Thousands of black voters in Florida were disenfranchised by the State's use of an inaccurate list of ex-convicts to remove their names from the electoral register. The mess was a family affair, with the commission pointing the finger of blame unequivocally at the President's brother, Governor Jeb Bush, whom it accused of "gross dereliction" of duty. The number of people denied the right to vote because they were wrongly recorded as felons was far more significant in winning Florida for George W than the contested ballot papers that grabbed the headlines. But the really explosive fact about the Florida electoral system is that in a state where most black people are Democrats, an estimated 30 per cent of black males have lost the right to vote because they have a criminal record. Florida's constitution says they can get it back, but only if they are granted clemency by the governor with the approval of three members of his cabinet. The system is so cumbersome that nearly 600,000 ex-convicts are, at the moment, unable to vote.

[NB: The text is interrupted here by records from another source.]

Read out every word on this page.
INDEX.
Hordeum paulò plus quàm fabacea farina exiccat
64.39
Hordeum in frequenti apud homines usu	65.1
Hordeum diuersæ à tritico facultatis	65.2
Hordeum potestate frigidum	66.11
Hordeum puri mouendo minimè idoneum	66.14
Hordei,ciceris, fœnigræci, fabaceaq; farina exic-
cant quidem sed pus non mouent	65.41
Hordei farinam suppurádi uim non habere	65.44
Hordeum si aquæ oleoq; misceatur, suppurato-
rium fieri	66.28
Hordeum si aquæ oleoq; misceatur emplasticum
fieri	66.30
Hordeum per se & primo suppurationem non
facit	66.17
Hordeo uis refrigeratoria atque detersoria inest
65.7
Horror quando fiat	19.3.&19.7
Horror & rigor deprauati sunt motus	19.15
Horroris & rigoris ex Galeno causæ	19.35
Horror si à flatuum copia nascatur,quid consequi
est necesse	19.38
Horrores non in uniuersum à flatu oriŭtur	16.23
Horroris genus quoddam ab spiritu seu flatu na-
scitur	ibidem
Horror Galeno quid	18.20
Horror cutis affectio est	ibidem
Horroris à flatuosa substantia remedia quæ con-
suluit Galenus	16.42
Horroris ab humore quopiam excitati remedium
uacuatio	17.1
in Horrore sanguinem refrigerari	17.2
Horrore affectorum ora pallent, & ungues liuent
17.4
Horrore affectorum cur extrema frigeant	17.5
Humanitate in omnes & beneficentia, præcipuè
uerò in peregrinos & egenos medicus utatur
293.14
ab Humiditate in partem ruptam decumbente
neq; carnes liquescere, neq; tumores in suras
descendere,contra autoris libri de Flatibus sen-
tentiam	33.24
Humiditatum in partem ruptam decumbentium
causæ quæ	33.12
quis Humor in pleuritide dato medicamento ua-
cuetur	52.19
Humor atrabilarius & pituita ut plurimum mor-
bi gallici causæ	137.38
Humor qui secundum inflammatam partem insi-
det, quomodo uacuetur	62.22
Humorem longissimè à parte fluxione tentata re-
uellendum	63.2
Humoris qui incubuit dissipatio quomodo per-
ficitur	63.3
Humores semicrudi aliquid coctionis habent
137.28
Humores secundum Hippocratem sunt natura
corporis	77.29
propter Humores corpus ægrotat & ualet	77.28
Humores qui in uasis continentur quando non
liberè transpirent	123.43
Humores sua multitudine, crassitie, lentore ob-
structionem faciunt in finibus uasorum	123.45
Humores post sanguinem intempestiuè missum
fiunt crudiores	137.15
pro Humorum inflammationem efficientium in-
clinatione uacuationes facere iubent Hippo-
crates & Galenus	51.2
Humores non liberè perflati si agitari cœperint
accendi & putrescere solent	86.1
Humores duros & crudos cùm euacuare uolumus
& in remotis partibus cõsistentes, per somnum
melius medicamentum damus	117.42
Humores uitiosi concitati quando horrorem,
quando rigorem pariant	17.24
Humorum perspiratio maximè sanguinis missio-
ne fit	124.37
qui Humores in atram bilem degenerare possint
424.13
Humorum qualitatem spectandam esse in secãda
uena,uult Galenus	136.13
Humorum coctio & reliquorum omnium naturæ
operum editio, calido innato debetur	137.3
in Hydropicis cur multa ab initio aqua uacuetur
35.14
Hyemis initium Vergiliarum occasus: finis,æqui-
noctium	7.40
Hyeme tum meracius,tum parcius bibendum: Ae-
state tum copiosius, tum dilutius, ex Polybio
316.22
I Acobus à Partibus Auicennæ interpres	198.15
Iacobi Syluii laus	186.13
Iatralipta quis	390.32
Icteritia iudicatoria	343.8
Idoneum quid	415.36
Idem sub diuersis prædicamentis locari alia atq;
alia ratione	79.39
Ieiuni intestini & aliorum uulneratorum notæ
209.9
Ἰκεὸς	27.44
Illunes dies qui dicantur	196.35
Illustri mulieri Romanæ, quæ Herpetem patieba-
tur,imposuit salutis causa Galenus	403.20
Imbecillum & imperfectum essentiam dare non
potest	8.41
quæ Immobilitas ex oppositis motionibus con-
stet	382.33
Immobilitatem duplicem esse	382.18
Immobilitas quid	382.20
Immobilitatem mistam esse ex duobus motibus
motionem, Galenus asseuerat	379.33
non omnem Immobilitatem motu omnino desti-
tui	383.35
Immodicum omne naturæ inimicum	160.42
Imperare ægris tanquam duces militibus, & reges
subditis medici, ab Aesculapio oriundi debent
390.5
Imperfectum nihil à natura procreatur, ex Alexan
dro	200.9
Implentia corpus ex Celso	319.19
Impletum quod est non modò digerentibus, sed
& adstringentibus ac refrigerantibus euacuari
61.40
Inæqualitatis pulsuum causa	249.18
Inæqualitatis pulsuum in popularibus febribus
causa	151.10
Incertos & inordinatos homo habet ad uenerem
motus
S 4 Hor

Florida is one of 13 states which ban felons either permanently or conditionally from voting. Lawyers challenging the bans argue that with incarceration at record levels one in 20 black men over the age of 18 is in jail in the US an entire class is being steadily disenfranchised. After last year's electoral shambles in Florida, Governor Bush declared himself in favour of electoral reform, but in April his Republican colleagues dropped a provision that would have restored ex-prisoners' voting rights. You should never misunderestimate those fabulous Bush boys.